An outgrowth of Tian Yu’s original Yuneec drone program, Autoflight’s success was lauded by Yu, the firm’s CEO.  “The team and I are thrilled to have cracked the smooth transition phase of eVTOL flight, unlocking the skies for Prosperity I and our commercial products.  We are confident we have a good design underpinned by sound engineering, and delighted to see that the transition was smooth, safe and seamless.”

Mark Henning, formerly with Airbus and heading Autoflight’s  European unit, concurs.  “Achieving a smooth transition phase in record time, from prototype to flight, underlines the caliber of the engineering team we have at AutoFlight, and gives great confidence as we progress into the development phase and layout plans. The simplicity of AutoFlight’s design lies in our patented ‘Lift and Cruise’ configuration, which combines superior range and safety with low technical complexity, making it affordable to manufacture, maintain, and operate as an air taxi.”

Beta Technologies

Even while its Alia 250 flew from Plattsburgh, New York to Bentonville, Arkansas, Beta Technologies was quietly testing its CX-300, an electric Conventional Take Off and Landing (eCTOL) version of the plane.  It’s flown over 22,000 miles in over two years of full-scale testing, providing an early chance for certification and a parallel path for the Alia.  It’s  “undergone qualitative evaluation flights by FAA, Air Force, and Army test pilots and has completed a 386-mile test flight, according to

Both the Alia and CX-300 have substantial hours and miles over defined routes, and have shown their ability to operate with a growing infrastructure of charging stations, which Beta is establishing first along the eastern part of the country.  The stations include crew quarters and operational necessities.

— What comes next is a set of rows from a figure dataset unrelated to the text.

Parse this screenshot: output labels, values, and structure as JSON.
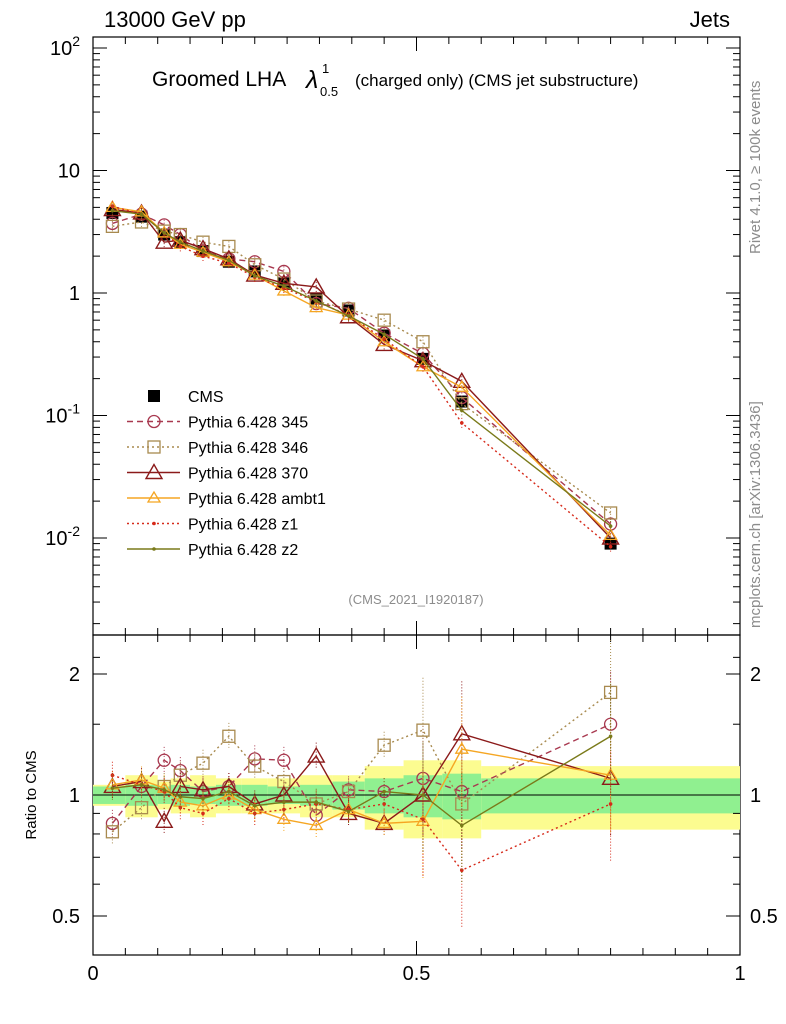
{
  "header": {
    "energy": "13000 GeV pp",
    "category": "Jets"
  },
  "plot_title": {
    "prefix": "Groomed LHA",
    "symbol": "λ",
    "sup": "1",
    "sub": "0.5",
    "suffix": "(charged only) (CMS jet substructure)"
  },
  "side_labels": {
    "rivet": "Rivet 4.1.0, ≥ 100k events",
    "mcplots": "mcplots.cern.ch [arXiv:1306.3436]"
  },
  "analysis_id": "(CMS_2021_I1920187)",
  "ratio_ylabel": "Ratio to CMS",
  "colors": {
    "data": "#000000",
    "p345": "#a8384f",
    "p346": "#a88a4f",
    "p370": "#8b1a1a",
    "ambt1": "#f5a623",
    "z1": "#d62a1a",
    "z2": "#7a7a1a",
    "band_inner": "#90f090",
    "band_outer": "#fcfc90"
  },
  "chart_data": [
    {
      "type": "line",
      "scale": "log",
      "title": "Groomed LHA λ^1_0.5 (charged only) (CMS jet substructure)",
      "xlim": [
        0,
        1
      ],
      "ylim": [
        0.002,
        130
      ],
      "ytick_labels": [
        "10^2",
        "10",
        "1",
        "10^-1",
        "10^-2"
      ],
      "x": [
        0.03,
        0.075,
        0.11,
        0.135,
        0.17,
        0.21,
        0.25,
        0.295,
        0.345,
        0.395,
        0.45,
        0.51,
        0.57,
        0.8
      ],
      "series": [
        {
          "key": "data",
          "name": "CMS",
          "values": [
            4.5,
            4.2,
            3.0,
            2.6,
            2.2,
            1.8,
            1.5,
            1.2,
            0.9,
            0.72,
            0.45,
            0.29,
            0.13,
            0.009
          ]
        },
        {
          "key": "p345",
          "name": "Pythia 6.428 345",
          "values": [
            3.7,
            4.4,
            3.6,
            3.0,
            2.2,
            1.9,
            1.8,
            1.5,
            0.82,
            0.75,
            0.47,
            0.32,
            0.14,
            0.013
          ]
        },
        {
          "key": "p346",
          "name": "Pythia 6.428 346",
          "values": [
            3.5,
            3.8,
            3.2,
            3.0,
            2.6,
            2.4,
            1.7,
            1.3,
            0.86,
            0.74,
            0.6,
            0.4,
            0.125,
            0.016
          ]
        },
        {
          "key": "p370",
          "name": "Pythia 6.428 370",
          "values": [
            4.8,
            4.5,
            2.6,
            2.7,
            2.3,
            1.9,
            1.4,
            1.2,
            1.12,
            0.64,
            0.38,
            0.28,
            0.19,
            0.01
          ]
        },
        {
          "key": "ambt1",
          "name": "Pythia 6.428 ambt1",
          "values": [
            5.0,
            4.6,
            3.1,
            2.5,
            2.15,
            1.8,
            1.4,
            1.04,
            0.76,
            0.66,
            0.4,
            0.25,
            0.17,
            0.0105
          ]
        },
        {
          "key": "z1",
          "name": "Pythia 6.428 z1",
          "values": [
            5.1,
            4.4,
            3.1,
            2.4,
            2.0,
            1.75,
            1.35,
            1.1,
            0.85,
            0.66,
            0.42,
            0.25,
            0.087,
            0.0085
          ]
        },
        {
          "key": "z2",
          "name": "Pythia 6.428 z2",
          "values": [
            4.7,
            4.4,
            3.1,
            2.6,
            2.2,
            1.85,
            1.38,
            1.14,
            0.86,
            0.65,
            0.46,
            0.29,
            0.11,
            0.0125
          ]
        }
      ]
    },
    {
      "type": "line",
      "title": "Ratio to CMS",
      "xlabel": "",
      "ylabel": "Ratio to CMS",
      "scale": "log",
      "xlim": [
        0,
        1
      ],
      "ylim": [
        0.37,
        2.4
      ],
      "xtick_labels": [
        "0",
        "0.5",
        "1"
      ],
      "ytick_labels": [
        "0.5",
        "1",
        "2"
      ],
      "bins": [
        [
          0,
          0.05
        ],
        [
          0.05,
          0.1
        ],
        [
          0.1,
          0.12
        ],
        [
          0.12,
          0.15
        ],
        [
          0.15,
          0.19
        ],
        [
          0.19,
          0.23
        ],
        [
          0.23,
          0.27
        ],
        [
          0.27,
          0.32
        ],
        [
          0.32,
          0.37
        ],
        [
          0.37,
          0.42
        ],
        [
          0.42,
          0.48
        ],
        [
          0.48,
          0.54
        ],
        [
          0.54,
          0.6
        ],
        [
          0.6,
          1.0
        ]
      ],
      "band_inner": [
        0.05,
        0.06,
        0.05,
        0.06,
        0.05,
        0.06,
        0.06,
        0.05,
        0.06,
        0.08,
        0.1,
        0.12,
        0.13,
        0.1
      ],
      "band_outer": [
        0.06,
        0.12,
        0.08,
        0.1,
        0.12,
        0.1,
        0.1,
        0.1,
        0.12,
        0.12,
        0.18,
        0.22,
        0.22,
        0.18
      ],
      "x": [
        0.03,
        0.075,
        0.11,
        0.135,
        0.17,
        0.21,
        0.25,
        0.295,
        0.345,
        0.395,
        0.45,
        0.51,
        0.57,
        0.8
      ],
      "series": [
        {
          "key": "p345",
          "name": "Pythia 6.428 345",
          "values": [
            0.85,
            1.05,
            1.22,
            1.15,
            1.02,
            1.05,
            1.23,
            1.22,
            0.89,
            1.03,
            1.02,
            1.1,
            1.02,
            1.5
          ]
        },
        {
          "key": "p346",
          "name": "Pythia 6.428 346",
          "values": [
            0.81,
            0.93,
            1.05,
            1.12,
            1.2,
            1.4,
            1.18,
            1.08,
            0.95,
            1.02,
            1.33,
            1.45,
            0.95,
            1.8
          ]
        },
        {
          "key": "p370",
          "name": "Pythia 6.428 370",
          "values": [
            1.05,
            1.08,
            0.86,
            1.05,
            1.03,
            1.05,
            0.95,
            1.0,
            1.25,
            0.9,
            0.85,
            1.0,
            1.42,
            1.1
          ]
        },
        {
          "key": "ambt1",
          "name": "Pythia 6.428 ambt1",
          "values": [
            1.06,
            1.09,
            1.04,
            0.96,
            0.94,
            1.0,
            0.92,
            0.87,
            0.84,
            0.92,
            0.85,
            0.86,
            1.3,
            1.12
          ]
        },
        {
          "key": "z1",
          "name": "Pythia 6.428 z1",
          "values": [
            1.12,
            1.06,
            1.02,
            0.93,
            0.9,
            0.98,
            0.9,
            0.92,
            0.95,
            0.92,
            0.95,
            0.87,
            0.65,
            0.95
          ]
        },
        {
          "key": "z2",
          "name": "Pythia 6.428 z2",
          "values": [
            1.04,
            1.06,
            1.03,
            0.99,
            0.98,
            1.02,
            0.94,
            0.96,
            0.96,
            0.91,
            1.02,
            1.0,
            0.84,
            1.4
          ]
        }
      ]
    }
  ]
}
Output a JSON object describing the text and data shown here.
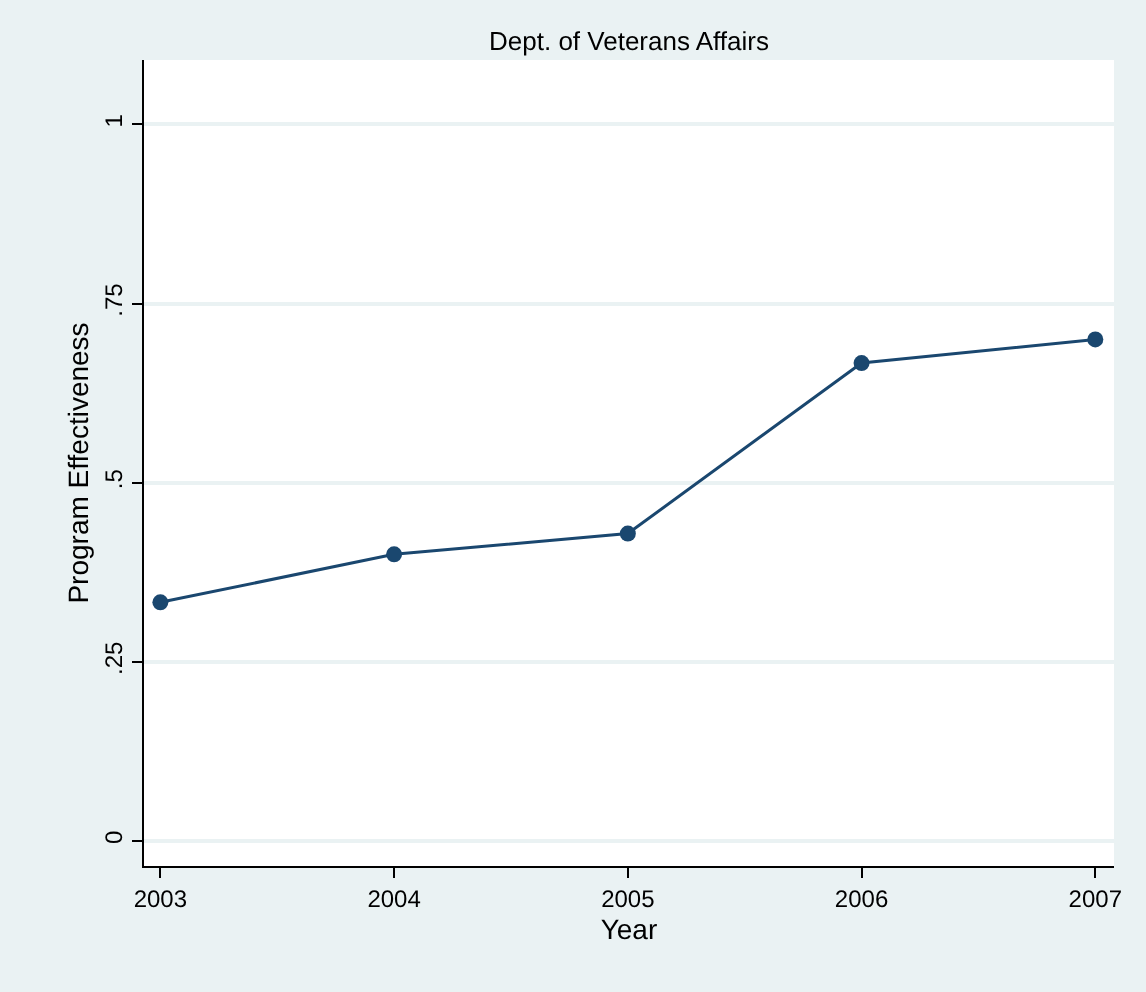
{
  "chart_data": {
    "type": "line",
    "title": "Dept. of Veterans Affairs",
    "xlabel": "Year",
    "ylabel": "Program Effectiveness",
    "x": [
      2003,
      2004,
      2005,
      2006,
      2007
    ],
    "series": [
      {
        "color": "#1a476f",
        "values": [
          0.333,
          0.4,
          0.429,
          0.667,
          0.7
        ]
      }
    ],
    "xlim": [
      2002.93,
      2007.08
    ],
    "ylim": [
      -0.035,
      1.09
    ],
    "xticks": [
      2003,
      2004,
      2005,
      2006,
      2007
    ],
    "yticks": [
      {
        "value": 0,
        "label": "0"
      },
      {
        "value": 0.25,
        "label": ".25"
      },
      {
        "value": 0.5,
        "label": ".5"
      },
      {
        "value": 0.75,
        "label": ".75"
      },
      {
        "value": 1,
        "label": "1"
      }
    ],
    "grid": "y",
    "marker": "circle",
    "line_style": "solid"
  }
}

Because they are common designs, and the CX-300 eliminates the vertical lift rotors, almost all manufacturing can be duplicated.   Pushed along by an improbably small diameter propeller, the CX-300 seems to have a good rate of climb in the video showing its flight from its home airport.

CX-300 (left) compared with Alia (right) showing common parts, much simpler CTOL configuration

Beta founder and CEO Kyle Clark explained the two airplanes “are common in their design, allowing us to economize validation of our high performance solutions. With the eCTOL aircraft launch we have further de-risked our path to commercialization and concurrently provide lower cost, more utility and optionality to operators. This has given us the confidence to industrialize and invest heavily in production at scale over the last year.”

Several organizations have placed orders for the eCTOL aircraft, including United Therapeutics, Bristow, Blade, and Air New Zealand.  Since Beta expects certification and deliveries for the CX-300 by 2025, Air New Zealand could be flying “its first zero-emissions commercial demonstrator flight in 2026.”

Beta’s Route Map shows current (green) and future charging stations – eventually forming a nationwide network

Adding to the momentum, Beta has partnered with the government of the United Arab Emirates (the UAE) and United Parcel Service (UPS).  The UAE granted a Minimum Viable License or MVL to operated Beta’s electric cargo aircraft in the country.  This initially limits operations to CTOL machines.  As with certification in other countries, the company can reuse the same data and materials for certification of the Alia.

The CX-300 should be easier to certify initially, because powered lift “makes pilot training requirements different from airplanes, adding more paperwork and time to ALIA’s approval.  ”Regardless, worldwide demand seems to be strong enough for both products to be flying internationally before the end of the decade.

Summing Up

Both Autoflight and Beta Technologies are showing mission-appropriate distances with battery power.  Beta’s CX-300 demonstrates that greater distances are possible when the vehicle does not have to lift all its weight vertically and hover during a transition.  One wonders what might happen with either of these, or other similar machines, when hydrogen becomes more readily available.